I have a dataset of ~18M rows. I'm analyzing one of the categorical columns. When I run the analysis on the sample data, I get the count for each categorical value (see attached sample_manufacturer.png).
But when I run the analysis on the whole data, all I get is the number of non-empty rows and the number of distinct value (see attached whole_manufacturer.png)
What am I doing wrong?
I am analyzing a SQL-connected dataset.
What I see when I click to configure is really a topic of a different question.
I see "Min, max, avg, stddev, non empty, histogram" and "Distinct value count" toggles, even though this column is clearly recognized as categorical variable. Moreover, I can't just have "Distinct value count" on without having "Min, max, avg, stddev, non empty, histogram" on, untoggling "Min, max, avg, stddev, non empty, histogram" automatically switches off "Distinct value count". And then, when I click compute, I see a message about computing max and min on the stream.
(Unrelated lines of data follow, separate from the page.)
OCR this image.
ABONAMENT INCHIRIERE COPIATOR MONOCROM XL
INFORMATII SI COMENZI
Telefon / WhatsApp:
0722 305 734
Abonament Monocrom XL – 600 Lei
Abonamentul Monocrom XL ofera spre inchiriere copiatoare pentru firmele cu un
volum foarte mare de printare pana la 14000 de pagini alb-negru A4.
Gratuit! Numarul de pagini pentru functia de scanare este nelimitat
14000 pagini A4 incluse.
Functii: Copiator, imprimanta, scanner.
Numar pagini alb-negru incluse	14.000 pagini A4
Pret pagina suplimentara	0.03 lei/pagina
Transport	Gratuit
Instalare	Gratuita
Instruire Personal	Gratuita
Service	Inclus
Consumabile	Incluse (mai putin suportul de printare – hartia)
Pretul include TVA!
when toggling "full sample" in the analysis, DSS will resort to using the metrics it has computed on the data as source for the indicators in the window (metrics which you can also see in the Status tab). The list of the most frequent values for a categorical comes from the top-K metric, so you need to run the 'compute' button for this column after making sure the "mode, top-k" toggle is on.
About the computations of the metrics themselves, you seem to say that you see the "dss stream" engine name in the modal during the computation. Is your SQL dataset of type "table" or "query" ?
Turning "mode, top-k" on solved the problem.
To answer your question, my source is a "table", not a query.
Btw, I'm still confused about the "mandatory" max and min calculation for categorical data.
min and max (and count too, IIRC) are mandatory because the display in that modal needs them. If you want to not compute them you need to check the metrics via the Status > Metrics tab.